One of the reasons GLP-1s are effective is their appetite-suppressing effect that leads to a caloric deficit. While this is helpful for patients with a medical need to lose weight, it’s problematic for people who don’t have one. Without the necessary caloric intake, the underweight body will begin to lose muscle and eventually other critical mass essential for organ function.
You know that “food noise” that Ozempic quiets? Well, it’s that noise that I, and other people in my community, rely on to eat enough to stay healthy, to stay alive.
If GLP-1s are here to stay, we need to be clear about who they help and who they could harm.
There is no one to control the Instagram algorithms and protect the eating disorder community from the harmful messages we are bombarded with? The new companies promoting weight loss to people who don’t need to lose weight are preying on the weak and the vulnerable. Their efforts are reminiscent of the late 90’s, when pharmaceutical companies focused on promoting pain killers as safe and non-addictive to the most vulnerable communities. Without meaningful intervention, guided treatments, and a real understanding of who these drugs are for, GLP-1s risk becoming as psychologically addictive as opioids.
Like alcoholics, people in the ED recovery community are always susceptible to relapse. Anything from a changing body—25 percent of recovering people with anorexia experience a relapse during the early months of pregnancy—to a stressful environment can lead us back into dangerous behavior. When we give up food, we often give up everything that goes with it, and can spend years isolated from people. Add taking a GLP-1, which is now said to sometimes lead to emotional flattening, to a history of disordered eating and low body esteem, and you are adding a layer of complexity to recovery.

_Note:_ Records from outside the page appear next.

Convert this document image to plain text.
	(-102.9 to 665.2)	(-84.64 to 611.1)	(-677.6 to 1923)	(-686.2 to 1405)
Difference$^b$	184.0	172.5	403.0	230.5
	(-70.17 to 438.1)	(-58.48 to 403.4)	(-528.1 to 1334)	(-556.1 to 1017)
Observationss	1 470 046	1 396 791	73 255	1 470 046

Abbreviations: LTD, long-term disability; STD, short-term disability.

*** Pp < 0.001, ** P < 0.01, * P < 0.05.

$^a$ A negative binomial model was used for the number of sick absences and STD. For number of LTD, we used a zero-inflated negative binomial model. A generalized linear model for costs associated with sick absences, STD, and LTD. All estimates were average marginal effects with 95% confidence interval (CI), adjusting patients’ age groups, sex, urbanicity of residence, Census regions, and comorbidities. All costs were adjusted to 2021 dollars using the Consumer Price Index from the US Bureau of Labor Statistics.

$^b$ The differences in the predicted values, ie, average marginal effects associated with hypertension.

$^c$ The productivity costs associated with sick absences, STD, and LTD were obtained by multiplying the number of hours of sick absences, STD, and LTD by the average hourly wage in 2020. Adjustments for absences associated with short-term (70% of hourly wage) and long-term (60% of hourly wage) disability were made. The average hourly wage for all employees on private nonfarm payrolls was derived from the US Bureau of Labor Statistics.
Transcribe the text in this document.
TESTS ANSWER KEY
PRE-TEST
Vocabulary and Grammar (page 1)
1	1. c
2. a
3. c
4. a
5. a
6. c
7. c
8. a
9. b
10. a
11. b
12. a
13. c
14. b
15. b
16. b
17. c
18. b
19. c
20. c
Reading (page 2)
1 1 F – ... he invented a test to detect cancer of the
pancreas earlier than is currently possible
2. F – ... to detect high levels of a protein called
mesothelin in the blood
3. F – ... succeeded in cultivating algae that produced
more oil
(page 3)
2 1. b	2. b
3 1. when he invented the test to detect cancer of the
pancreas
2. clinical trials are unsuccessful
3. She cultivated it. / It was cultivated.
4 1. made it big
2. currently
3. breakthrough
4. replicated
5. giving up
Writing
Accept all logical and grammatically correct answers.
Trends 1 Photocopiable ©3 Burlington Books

In an interview with Samantha DeCaro, Director of Clinical Outreach and Education of The Renfrew Center, I learned that women are coming into the eating disorder recovery programs without experiencing the physiological cues necessary to feed themselves, and don’t want to go off GLP-1s for fear of weight gain. It’s hard to start recovery if you are taking a medication that curbs the biological cues necessary for recovery.
Without meaningful intervention, guided treatments, and a real understanding of who these drugs are for, GLP-1s risk becoming as psychologically addictive as opioids.
Another major aspect of recovery is the time and effort spent exposing patients to social encounters around food and reintroducing the pleasure of shared experience. Meals aren’t just about food and calories; they are about people coming together, sharing, laughing, and connecting. Community is one of the greatest strengths of recovery. So what happens when the medication prevents us from wanting to feel those pleasures? How do we find our way to recovery then?
The problem with GLP-1s is not the science that brought them to us, but the way access and culture collide. There is no escaping the fact that these medications are here to stay, but if we can regulate how they are advertised and prescribed while pushing for clear labeling of the risks, we can mitigate some of the damage. Above all, we need to ensure that people are aware of how these drugs are prescribed correctly versus how they’re being abused, and that access to mental health support is as easy as access to the medication itself.
Author bio: Gabriela Ponce was born and raised in Quito, Ecuador, and later moved to Baltimore to attend the Maryland Institute College of Art, where she graduated with a major in photography.
Gabriela has spent her adult life focusing on healing from trauma and finding wellness and stability through movement. In 2022, she became a certified life coach and has spoken extensively about her eating disorder recovery on various platforms. She lives with her husband and daughter in Brooklyn, NY, and is writing a memoir about her journey.